Stakeholders Share Concerns over Proposed Development Changes

Posted on April 21, 2021 by Romi White

Developer Edwin Henry, who has expressed frustration with the county’s lack of response to emails and requests for information, pictured addressing commissioners during Tuesday’s Land Development Code workshop alongside County Planning and Zoning Director Shawn Ward, left. Photo by Romi White.

Local stakeholders are voicing concerns over proposed revisions to Santa Rosa County’s Land Development Code, including how the changes could increase costs for residents and businesses and may subject the county to lawsuits.

Proposed changes to the LCD include: increased storm water and erosion control standards, land clearing and tree protection regulations, wetlands buffering and sidewalk requirements.

“There seems to be no shame to Santa Rosa’s quest to pile on already high house costs,” stated Blaine Flynn, president of the Home Builders Association of West Florida.

Flynn says currently proposed LDC regulations will cost a new home buyer $18,475 more than the current LDC. Additionally, he asserts the changes would cost a small business $21,000 in new regulations.

The Navarre Area Board of Realtors via Executive Angela Campbell, on behalf of NABOR leadership, also weighed in on the proposed changes via email to county staff.

“The substantive changes in the LDC rewrite include surprising new restrictions on previously permitted and customary uses of lots for homeowners,” said Campbell, who went on to say the resulting increased costs of development could expose the County to claims for compensation under the Burt J. Harris, Jr., Private Property Rights Protection Act.  

Additionally, Campbell said proposed site plan review requirements are “disorganized and unclear” and should not be required for single-family homes.

“Some aspects of the draft LDC arguably are not well organized and are not user friendly.”

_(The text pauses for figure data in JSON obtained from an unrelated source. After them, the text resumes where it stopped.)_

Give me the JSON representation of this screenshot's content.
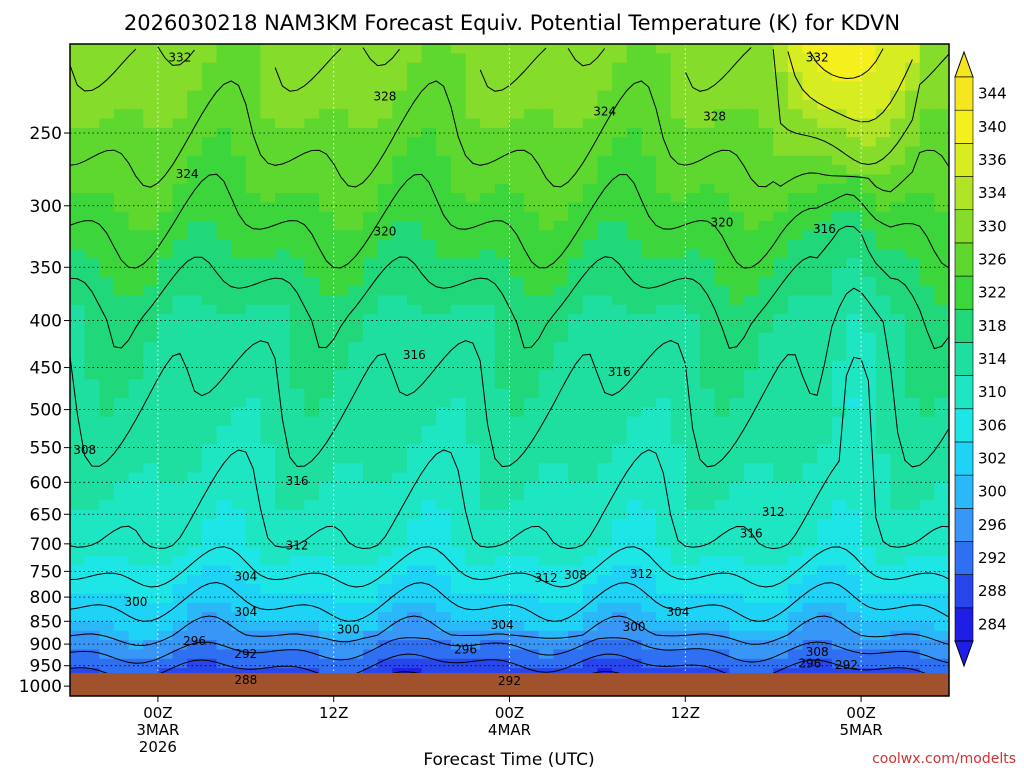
{
  "chart_data": {
    "type": "heatmap",
    "title": "2026030218 NAM3KM Forecast Equiv. Potential Temperature (K) for KDVN",
    "xlabel": "Forecast Time (UTC)",
    "ylabel": "",
    "credit": "coolwx.com/modelts",
    "y_ticks": [
      {
        "value": 250,
        "label": "250"
      },
      {
        "value": 300,
        "label": "300"
      },
      {
        "value": 350,
        "label": "350"
      },
      {
        "value": 400,
        "label": "400"
      },
      {
        "value": 450,
        "label": "450"
      },
      {
        "value": 500,
        "label": "500"
      },
      {
        "value": 550,
        "label": "550"
      },
      {
        "value": 600,
        "label": "600"
      },
      {
        "value": 650,
        "label": "650"
      },
      {
        "value": 700,
        "label": "700"
      },
      {
        "value": 750,
        "label": "750"
      },
      {
        "value": 800,
        "label": "800"
      },
      {
        "value": 850,
        "label": "850"
      },
      {
        "value": 900,
        "label": "900"
      },
      {
        "value": 950,
        "label": "950"
      },
      {
        "value": 1000,
        "label": "1000"
      }
    ],
    "ylim": [
      200,
      1025
    ],
    "y_scale": "log",
    "y_inverted": true,
    "x_ticks": [
      {
        "hour": 6,
        "lines": [
          "00Z",
          "3MAR",
          "2026"
        ]
      },
      {
        "hour": 18,
        "lines": [
          "12Z"
        ]
      },
      {
        "hour": 30,
        "lines": [
          "00Z",
          "4MAR"
        ]
      },
      {
        "hour": 42,
        "lines": [
          "12Z"
        ]
      },
      {
        "hour": 54,
        "lines": [
          "00Z",
          "5MAR"
        ]
      }
    ],
    "xlim": [
      0,
      60
    ],
    "grid": true,
    "colorbar": {
      "levels": [
        284,
        288,
        292,
        296,
        300,
        302,
        306,
        310,
        314,
        318,
        322,
        326,
        330,
        334,
        336,
        340,
        344
      ],
      "labels": [
        "284",
        "288",
        "292",
        "296",
        "300",
        "302",
        "306",
        "310",
        "314",
        "318",
        "322",
        "326",
        "330",
        "334",
        "336",
        "340",
        "344"
      ],
      "colors": [
        "#1e1ee6",
        "#2846ec",
        "#2f6ff2",
        "#3896f6",
        "#2bb8f8",
        "#1fd3f6",
        "#1ee6e6",
        "#1ee6c3",
        "#1edfa0",
        "#20d87a",
        "#3cd63c",
        "#5ed82e",
        "#86dc2a",
        "#b0e426",
        "#d8ec22",
        "#f5ef1e",
        "#f5e620"
      ]
    },
    "contour_labels": [
      {
        "hour": 7.5,
        "p": 207,
        "text": "332"
      },
      {
        "hour": 51,
        "p": 207,
        "text": "332"
      },
      {
        "hour": 21.5,
        "p": 228,
        "text": "328"
      },
      {
        "hour": 44,
        "p": 240,
        "text": "328"
      },
      {
        "hour": 36.5,
        "p": 237,
        "text": "324"
      },
      {
        "hour": 8,
        "p": 277,
        "text": "324"
      },
      {
        "hour": 21.5,
        "p": 320,
        "text": "320"
      },
      {
        "hour": 44.5,
        "p": 313,
        "text": "320"
      },
      {
        "hour": 51.5,
        "p": 318,
        "text": "316"
      },
      {
        "hour": 23.5,
        "p": 436,
        "text": "316"
      },
      {
        "hour": 37.5,
        "p": 455,
        "text": "316"
      },
      {
        "hour": 1,
        "p": 553,
        "text": "308"
      },
      {
        "hour": 15.5,
        "p": 598,
        "text": "316"
      },
      {
        "hour": 46.5,
        "p": 682,
        "text": "316"
      },
      {
        "hour": 48,
        "p": 646,
        "text": "312"
      },
      {
        "hour": 15.5,
        "p": 703,
        "text": "312"
      },
      {
        "hour": 12,
        "p": 760,
        "text": "304"
      },
      {
        "hour": 32.5,
        "p": 763,
        "text": "312"
      },
      {
        "hour": 34.5,
        "p": 757,
        "text": "308"
      },
      {
        "hour": 39,
        "p": 755,
        "text": "312"
      },
      {
        "hour": 4.5,
        "p": 810,
        "text": "300"
      },
      {
        "hour": 12,
        "p": 830,
        "text": "304"
      },
      {
        "hour": 29.5,
        "p": 858,
        "text": "304"
      },
      {
        "hour": 41.5,
        "p": 830,
        "text": "304"
      },
      {
        "hour": 38.5,
        "p": 862,
        "text": "300"
      },
      {
        "hour": 19,
        "p": 868,
        "text": "300"
      },
      {
        "hour": 8.5,
        "p": 893,
        "text": "296"
      },
      {
        "hour": 27,
        "p": 912,
        "text": "296"
      },
      {
        "hour": 12,
        "p": 923,
        "text": "292"
      },
      {
        "hour": 51,
        "p": 918,
        "text": "308"
      },
      {
        "hour": 50.5,
        "p": 945,
        "text": "296"
      },
      {
        "hour": 53,
        "p": 948,
        "text": "292"
      },
      {
        "hour": 12,
        "p": 985,
        "text": "288"
      },
      {
        "hour": 30,
        "p": 987,
        "text": "292"
      }
    ]
  }
}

Other suggestions from NABOR include deleting any “unnecessary and burdensome” submittal requirements, addressing “poorly formatted and difficult to read” tables and revisiting tree clearing and protection and storm water protection requirements.

“One of the stated goals of the LDC update is ‘to make it easier for developers and the public to use and understand’ the County’s land development regulations. However, in some ways the draft LDC would appear to have the opposite effect, resulting in a set of regulations that are more cumbersome and less user-friendly,” Campbell said.

The county first presented its draft of the roughly 500-page LDC rewrite to the public in February 2020 after spending more than a year making revisions.

The code, which governs how property owners can use their land and regulates development, had not been updated since its adoption in 1991.

Since an August 2020 meeting about the draft LDC, some stakeholders had grown frustrated with a lack of communication from county staff.

Edwin Henry, who led a group of stakeholders in meetings with county staff early on during the revision process, sent multiple requests following the August 2020 meeting — without receiving a response.

The county on Tuesday hosted the first of two workshops on the LDC update. The second workshop will take place, starting at 1 p.m., on Wednesday, April 28 at the County Administrative Complex, located at 6495 Caroline Street in Milton.